La Iglesia es el nuevo templo de Dios. Dios ya no vive únicamente en edificios construidos por el hombre. «¿No saben que ustedes son templo de Dios y que el Espíritu de Dios habita en ustedes?», dice San Pablo. Vos y yo somos la Iglesia. En nosotros habita el Espíritu Santo y por eso la Iglesia es santa, por eso vos y yo tenemos algo de santos. Somos santos en lo profundo del corazón, santificados por su amor. La Iglesia es el Cuerpo de Jesús. El tiene un solo cuerpo y por eso es una. La Iglesia es para todos y por eso es católica. La Iglesia fue cimentada en los apóstoles y está destinada a ser enviada por el mundo, por eso apostólica. No solo la formamos vos y yo, sino miles y miles; una «nube de testigos» a lo largo de toda la historia: los que estuvieron, los que están y los que estarán. La Iglesia es nuestra familia y así debemos amarla, hacerla crecer, enriquecerla con nuestro amor, defenderla si es necesario con nuestra vida. El mundo no nos entiende –es verdad–, como los judíos no entendieron a Jesús; por eso no pretendamos que nos entiendan tanto.

San Pablo también dice que «cada cual se fije bien de qué manera construye». ¿Construimos la Iglesia con nuestra caridad, dándole al Padre lo que le corresponde? ¿Hablamos de la Iglesia como si fuéramos parte de ella o hablamos como si fuese otra cosa? ¿La amamos como si fuera nuestra familia?

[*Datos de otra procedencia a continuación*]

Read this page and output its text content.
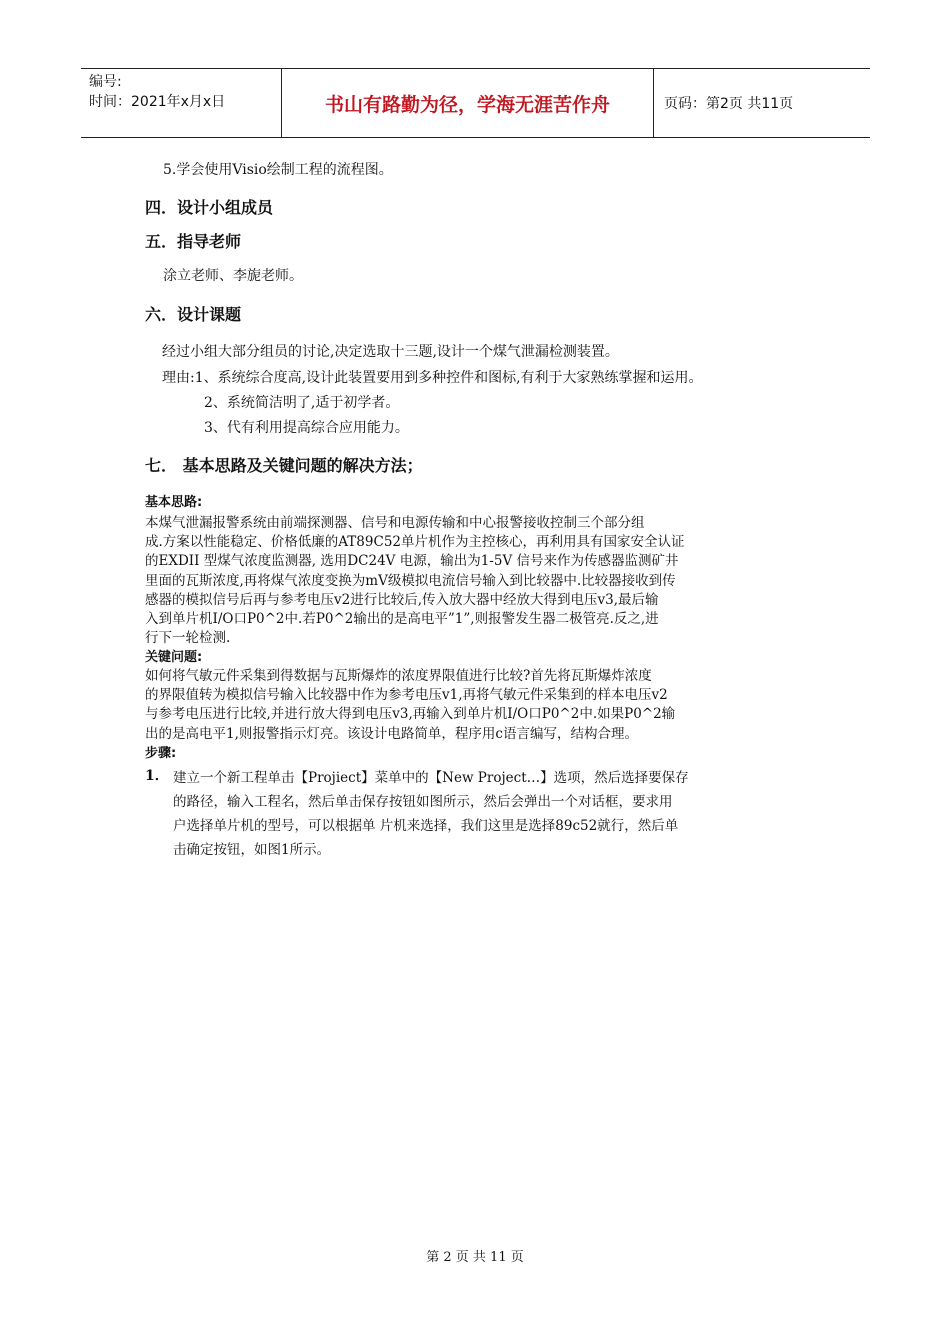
编号:
时间：2021年x月x日	书山有路勤为径，学海无涯苦作舟	页码：第2页 共11页
5.学会使用Visio绘制工程的流程图。
四．设计小组成员
五．指导老师
涂立老师、李旎老师。
六．设计课题
经过小组大部分组员的讨论,决定选取十三题,设计一个煤气泄漏检测装置。
理由:1、系统综合度高,设计此装置要用到多种控件和图标,有利于大家熟练掌握和运用。
2、系统简洁明了,适于初学者。
3、代有利用提高综合应用能力。
七． 基本思路及关键问题的解决方法；
基本思路:
本煤气泄漏报警系统由前端探测器、信号和电源传输和中心报警接收控制三个部分组
成.方案以性能稳定、价格低廉的AT89C52单片机作为主控核心，再利用具有国家安全认证
的EXDII 型煤气浓度监测器, 选用DC24V 电源，输出为1-5V 信号来作为传感器监测矿井
里面的瓦斯浓度,再将煤气浓度变换为mV级模拟电流信号输入到比较器中.比较器接收到传
感器的模拟信号后再与参考电压v2进行比较后,传入放大器中经放大得到电压v3,最后输
入到单片机I/O口P0^2中.若P0^2输出的是高电平”1”,则报警发生器二极管亮.反之,进
行下一轮检测.
关键问题:
如何将气敏元件采集到得数据与瓦斯爆炸的浓度界限值进行比较?首先将瓦斯爆炸浓度
的界限值转为模拟信号输入比较器中作为参考电压v1,再将气敏元件采集到的样本电压v2
与参考电压进行比较,并进行放大得到电压v3,再输入到单片机I/O口P0^2中.如果P0^2输
出的是高电平1,则报警指示灯亮。该设计电路简单，程序用c语言编写，结构合理。
步骤:
1． 建立一个新工程单击【Projiect】菜单中的【New Project…】选项，然后选择要保存
的路径，输入工程名，然后单击保存按钮如图所示，然后会弹出一个对话框，要求用
户选择单片机的型号，可以根据单 片机来选择，我们这里是选择89c52就行，然后单
击确定按钮，如图1所示。
第 2 页 共 11 页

Esta fiesta también nos puede ayudar a comprender y vivir mejor esto que acabamos de decir y tomar consciencia de que somos cristianos en todo momento y en todos lados, porque nosotros somos templo de Dios y llevamos a Dios en nosotros.

Cuántas veces olvidamos esto y vivimos una especie de dualidad, una especie de división interior: cristianos «part-time», cristianos «medio pelo», cristianos en algunos lados y situaciones.

También no podemos olvidar que los templos materiales son nuestros lugares sagrados, dedicados para eso, y por eso debemos respetarlos. No son un lugar cualquiera, no da lo mismo. Tomemos consciencia de esto: nuestros templos son lugares sagrados en donde Jesús habita especialmente en la Eucaristía y en donde rendimos el culto agradable a Dios; donde hacemos silencio y nos alimentamos para tener fuerzas y para que a cada instante y en cada obra, por más insignificante que sea, demos este culto a nuestro Padre en espíritu y en verdad estemos donde estemos, estemos como estemos: enfermos, caminando o trabajando. Si vivimos así, estaremos dándole un verdadero culto a Dios; dándole lo que le corresponde, o sea, nuestra propia vida, todo.